Через неделю посол США в Ираке У. Галлман в беседе с представителем иракского Министерства иностранных дел Джумаром на вопрос о перспективах сотрудничества Ирака и стран Багдадского пакта услышал весьма жесткий по форме и крайне неприятный по сути ответ о том, что «пакт был заключен от имени Ирака по поручению небольшой кучки людей. Пакт никогда не имел широкой поддержки в народе и не получил одобрения народа»
[468].
Осознание необратимости политических изменений в Ираке диктовало тактику действий американской стороны. Уже 30 июля во внутренней переписке Белого дома и Государственного департамента фигурировала информация о том, что руководством страны было принято политическое решение о признании нового правительства в Ираке
[469].
2 августа 1958 г. США и Британия признали новое иракское правительство А. К. Касема, а король Иордании Хусейн официально отказался от претензий на главенство в Арабской Федерации, которая перестала существовать
[470]. С этого момента Вашингтон начинает проведение регионального внешнеполитического курса в качественно новых условиях. Де-факто прекращают свое существование и организация Багдадского пакта, на которую опирались геополитические построения Великобритании и США.

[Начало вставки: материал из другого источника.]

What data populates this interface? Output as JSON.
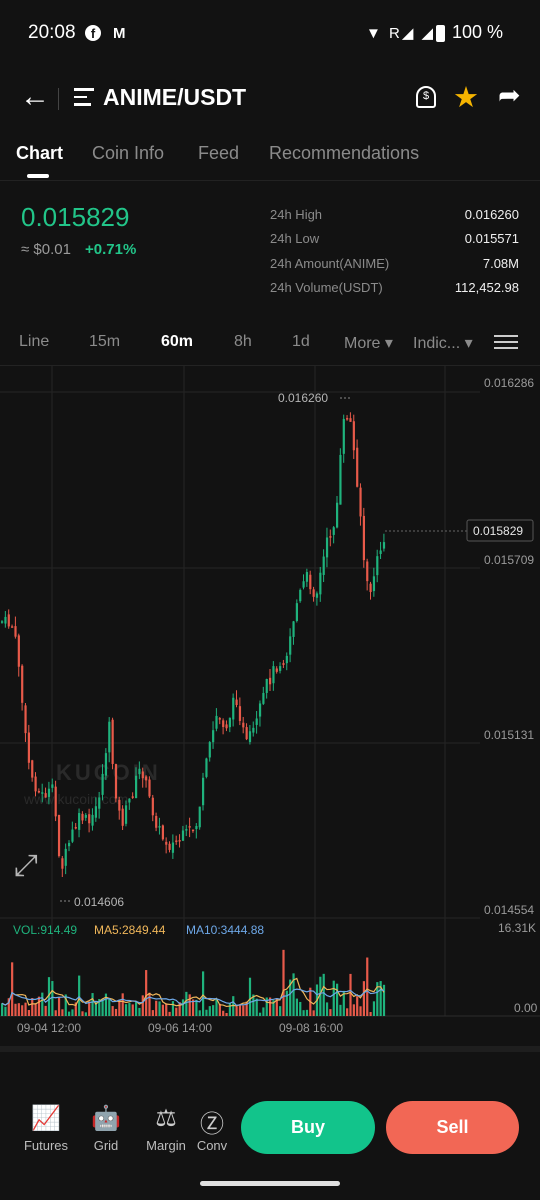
{
  "status_bar": {
    "time": "20:08",
    "battery": "100 %",
    "facebook_glyph": "f",
    "gmail_glyph": "M",
    "signal_glyphs": "▼ R◢ ◢"
  },
  "header": {
    "back_glyph": "←",
    "pair": "ANIME/USDT",
    "alert_glyph": "$",
    "star_glyph": "★",
    "share_glyph": "➦"
  },
  "tabs": [
    "Chart",
    "Coin Info",
    "Feed",
    "Recommendations"
  ],
  "price": {
    "last": "0.015829",
    "usd": "≈ $0.01",
    "change": "+0.71%"
  },
  "stats": [
    {
      "label": "24h High",
      "value": "0.016260"
    },
    {
      "label": "24h Low",
      "value": "0.015571"
    },
    {
      "label": "24h Amount(ANIME)",
      "value": "7.08M"
    },
    {
      "label": "24h Volume(USDT)",
      "value": "112,452.98"
    }
  ],
  "intervals": [
    "Line",
    "15m",
    "60m",
    "8h",
    "1d",
    "More ▾",
    "Indic... ▾"
  ],
  "chart": {
    "price_axis": [
      "0.016286",
      "0.015709",
      "0.015131",
      "0.014554"
    ],
    "current_price": "0.015829",
    "high_marker": "0.016260",
    "low_marker": "0.014606",
    "watermark": "KUCOIN",
    "watermark_url": "www.kucoin.com",
    "volume_axis": [
      "16.31K",
      "0.00"
    ],
    "vol_label": "VOL:914.49",
    "ma5_label": "MA5:2849.44",
    "ma10_label": "MA10:3444.88",
    "time_axis": [
      "09-04 12:00",
      "09-06 14:00",
      "09-08 16:00"
    ],
    "fullscreen_glyph": "⤢",
    "colors": {
      "up": "#1fb37d",
      "down": "#e85a4a",
      "ma5": "#f0b75a",
      "ma10": "#6ea8e8"
    }
  },
  "bottom_nav": [
    {
      "label": "Futures",
      "icon": "futures-icon",
      "glyph": "📈"
    },
    {
      "label": "Grid",
      "icon": "grid-bot-icon",
      "glyph": "🤖"
    },
    {
      "label": "Margin",
      "icon": "margin-icon",
      "glyph": "⚖"
    },
    {
      "label": "Conv",
      "icon": "convert-icon",
      "glyph": "Ⓩ"
    }
  ],
  "actions": {
    "buy": "Buy",
    "sell": "Sell"
  }
}
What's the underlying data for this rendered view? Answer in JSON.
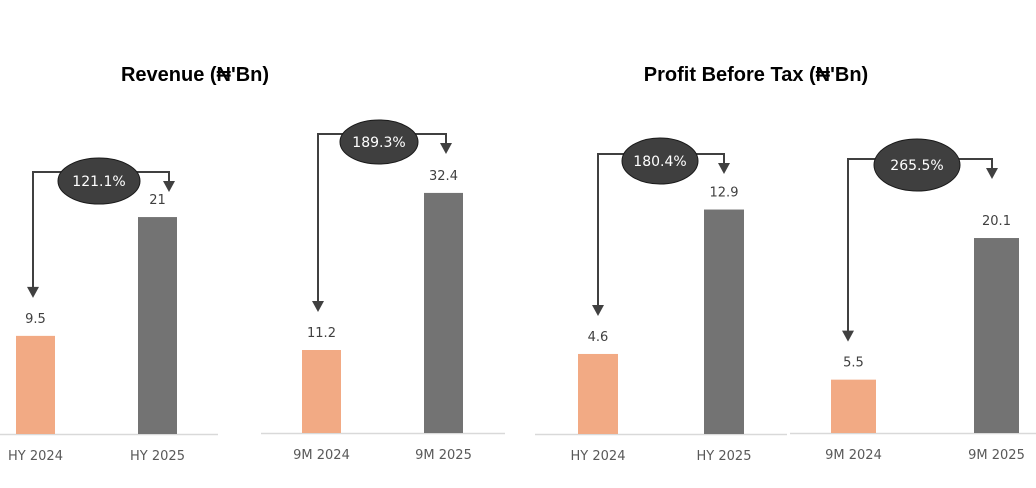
{
  "titles": [
    "Revenue (₦'Bn)",
    "Profit Before Tax (₦'Bn)"
  ],
  "colors": {
    "prior": "#F2AA84",
    "current": "#737373",
    "bubble": "#3F3F3F",
    "arrow": "#404040",
    "axis": "#D9D9D9"
  },
  "chart_data": [
    {
      "type": "bar",
      "group": "Revenue (₦'Bn)",
      "categories": [
        "HY 2024",
        "HY 2025"
      ],
      "values": [
        9.5,
        21
      ],
      "value_labels": [
        "9.5",
        "21"
      ],
      "growth_label": "121.1%"
    },
    {
      "type": "bar",
      "group": "Revenue (₦'Bn)",
      "categories": [
        "9M 2024",
        "9M 2025"
      ],
      "values": [
        11.2,
        32.4
      ],
      "value_labels": [
        "11.2",
        "32.4"
      ],
      "growth_label": "189.3%"
    },
    {
      "type": "bar",
      "group": "Profit Before Tax (₦'Bn)",
      "categories": [
        "HY 2024",
        "HY 2025"
      ],
      "values": [
        4.6,
        12.9
      ],
      "value_labels": [
        "4.6",
        "12.9"
      ],
      "growth_label": "180.4%"
    },
    {
      "type": "bar",
      "group": "Profit Before Tax (₦'Bn)",
      "categories": [
        "9M 2024",
        "9M 2025"
      ],
      "values": [
        5.5,
        20.1
      ],
      "value_labels": [
        "5.5",
        "20.1"
      ],
      "growth_label": "265.5%"
    }
  ]
}
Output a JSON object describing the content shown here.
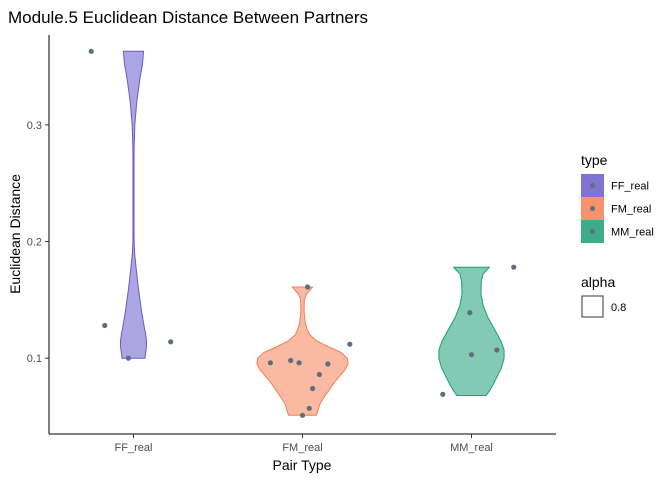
{
  "chart_data": {
    "type": "violin",
    "title": "Module.5 Euclidean Distance Between Partners",
    "xlabel": "Pair Type",
    "ylabel": "Euclidean Distance",
    "categories": [
      "FF_real",
      "FM_real",
      "MM_real"
    ],
    "ylim": [
      0.035,
      0.377
    ],
    "yticks": [
      0.1,
      0.2,
      0.3
    ],
    "ytick_labels": [
      "0.1",
      "0.2",
      "0.3"
    ],
    "grid": false,
    "legend_position": "right",
    "colors": {
      "FF_real": "#6a5acd",
      "FM_real": "#f47f55",
      "MM_real": "#1b9e77",
      "point": "#5f6e7a"
    },
    "violins": [
      {
        "category": "FF_real",
        "profile": [
          [
            0.1,
            0.7
          ],
          [
            0.105,
            0.75
          ],
          [
            0.11,
            0.8
          ],
          [
            0.115,
            0.8
          ],
          [
            0.12,
            0.75
          ],
          [
            0.13,
            0.62
          ],
          [
            0.14,
            0.5
          ],
          [
            0.15,
            0.4
          ],
          [
            0.16,
            0.3
          ],
          [
            0.17,
            0.22
          ],
          [
            0.18,
            0.14
          ],
          [
            0.19,
            0.07
          ],
          [
            0.2,
            0.035
          ],
          [
            0.22,
            0.03
          ],
          [
            0.24,
            0.03
          ],
          [
            0.26,
            0.03
          ],
          [
            0.28,
            0.035
          ],
          [
            0.3,
            0.08
          ],
          [
            0.32,
            0.2
          ],
          [
            0.34,
            0.4
          ],
          [
            0.352,
            0.55
          ],
          [
            0.363,
            0.62
          ]
        ]
      },
      {
        "category": "FM_real",
        "profile": [
          [
            0.051,
            0.85
          ],
          [
            0.055,
            0.95
          ],
          [
            0.06,
            1.05
          ],
          [
            0.065,
            1.25
          ],
          [
            0.07,
            1.5
          ],
          [
            0.075,
            1.75
          ],
          [
            0.08,
            2.0
          ],
          [
            0.085,
            2.3
          ],
          [
            0.09,
            2.6
          ],
          [
            0.095,
            2.8
          ],
          [
            0.1,
            2.75
          ],
          [
            0.105,
            2.35
          ],
          [
            0.11,
            1.55
          ],
          [
            0.115,
            0.85
          ],
          [
            0.12,
            0.45
          ],
          [
            0.125,
            0.28
          ],
          [
            0.13,
            0.18
          ],
          [
            0.14,
            0.1
          ],
          [
            0.15,
            0.11
          ],
          [
            0.155,
            0.25
          ],
          [
            0.161,
            0.62
          ]
        ]
      },
      {
        "category": "MM_real",
        "profile": [
          [
            0.068,
            0.9
          ],
          [
            0.073,
            1.15
          ],
          [
            0.078,
            1.35
          ],
          [
            0.085,
            1.6
          ],
          [
            0.092,
            1.85
          ],
          [
            0.1,
            2.0
          ],
          [
            0.107,
            2.0
          ],
          [
            0.115,
            1.8
          ],
          [
            0.125,
            1.4
          ],
          [
            0.135,
            1.0
          ],
          [
            0.145,
            0.72
          ],
          [
            0.155,
            0.58
          ],
          [
            0.165,
            0.6
          ],
          [
            0.172,
            0.7
          ],
          [
            0.178,
            1.1
          ]
        ]
      }
    ],
    "points": [
      {
        "category": "FF_real",
        "jitter": -0.25,
        "y": 0.363
      },
      {
        "category": "FF_real",
        "jitter": -0.17,
        "y": 0.128
      },
      {
        "category": "FF_real",
        "jitter": 0.22,
        "y": 0.114
      },
      {
        "category": "FF_real",
        "jitter": -0.03,
        "y": 0.1
      },
      {
        "category": "FM_real",
        "jitter": 0.03,
        "y": 0.161
      },
      {
        "category": "FM_real",
        "jitter": 0.28,
        "y": 0.112
      },
      {
        "category": "FM_real",
        "jitter": -0.07,
        "y": 0.098
      },
      {
        "category": "FM_real",
        "jitter": -0.19,
        "y": 0.096
      },
      {
        "category": "FM_real",
        "jitter": -0.02,
        "y": 0.096
      },
      {
        "category": "FM_real",
        "jitter": 0.15,
        "y": 0.095
      },
      {
        "category": "FM_real",
        "jitter": 0.1,
        "y": 0.086
      },
      {
        "category": "FM_real",
        "jitter": 0.06,
        "y": 0.074
      },
      {
        "category": "FM_real",
        "jitter": 0.04,
        "y": 0.057
      },
      {
        "category": "FM_real",
        "jitter": 0.0,
        "y": 0.051
      },
      {
        "category": "MM_real",
        "jitter": 0.25,
        "y": 0.178
      },
      {
        "category": "MM_real",
        "jitter": -0.01,
        "y": 0.139
      },
      {
        "category": "MM_real",
        "jitter": 0.15,
        "y": 0.107
      },
      {
        "category": "MM_real",
        "jitter": 0.0,
        "y": 0.103
      },
      {
        "category": "MM_real",
        "jitter": -0.17,
        "y": 0.069
      }
    ],
    "legend": {
      "type_title": "type",
      "type_items": [
        "FF_real",
        "FM_real",
        "MM_real"
      ],
      "alpha_title": "alpha",
      "alpha_value": "0.8"
    }
  }
}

После лета 1958 г. США встали перед проблемой поиска нового политического модуса в регионе, а также нового идеологического подхода к диалогу с ближневосточными элитами. 23 декабря 1958 г. ЦРУ представляет на рассмотрение важный с точки зрения выработки внешнеполитического курса США секретный доклад «Основные характеристики и тенденции в политике СССР, 1958–1963 гг.». В нем аналитики Центрального разведывательного управления говорили о новом «дипломатическом стиле» Москвы: «За вторую половину 1950-х гг. СССР выработал гораздо более гибкий механизм реагирования на новые явления международной жизни. Сегодня для СССР на карте мира нет “темных зон”. В этом смысле после 1955 г. (начало поставок вооружений членами ОВД в регион) Ближний Восток стал для Советского Союза зоной “особого внимания”
[471]. Именно в этом регионе Москве предоставлялся шанс реализовать один из своих внешнеполитических приоритетов – укрепление линии разрыва в некоммунистическом мире, конечной целью которого должна была стать дискредитация США и стран Запада в глазах «третьего мира».
Наряду с безусловным укреплением военной мощи, подчеркивалось в докладе, СССР намерен и впредь делать акцент на идеологической сфере международных отношений. Расчет на поддержку формально некоммунистических, но антизападных националистических режимов в период 1955–1958 гг. в борьбе с Западом показал свою безусловную эффективность
[472]. По данным ЦРУ, с января 1954 по июнь 1958 г. Москва выдала странам региона в качестве кредитов 1,2 млрд долл. (Сирии, Египту, Йемену), что по сравнению с 2 млрд долл. для стран Варшавского блока за этот же период представляется очень серьезным финансовым инструментом в действиях СССР.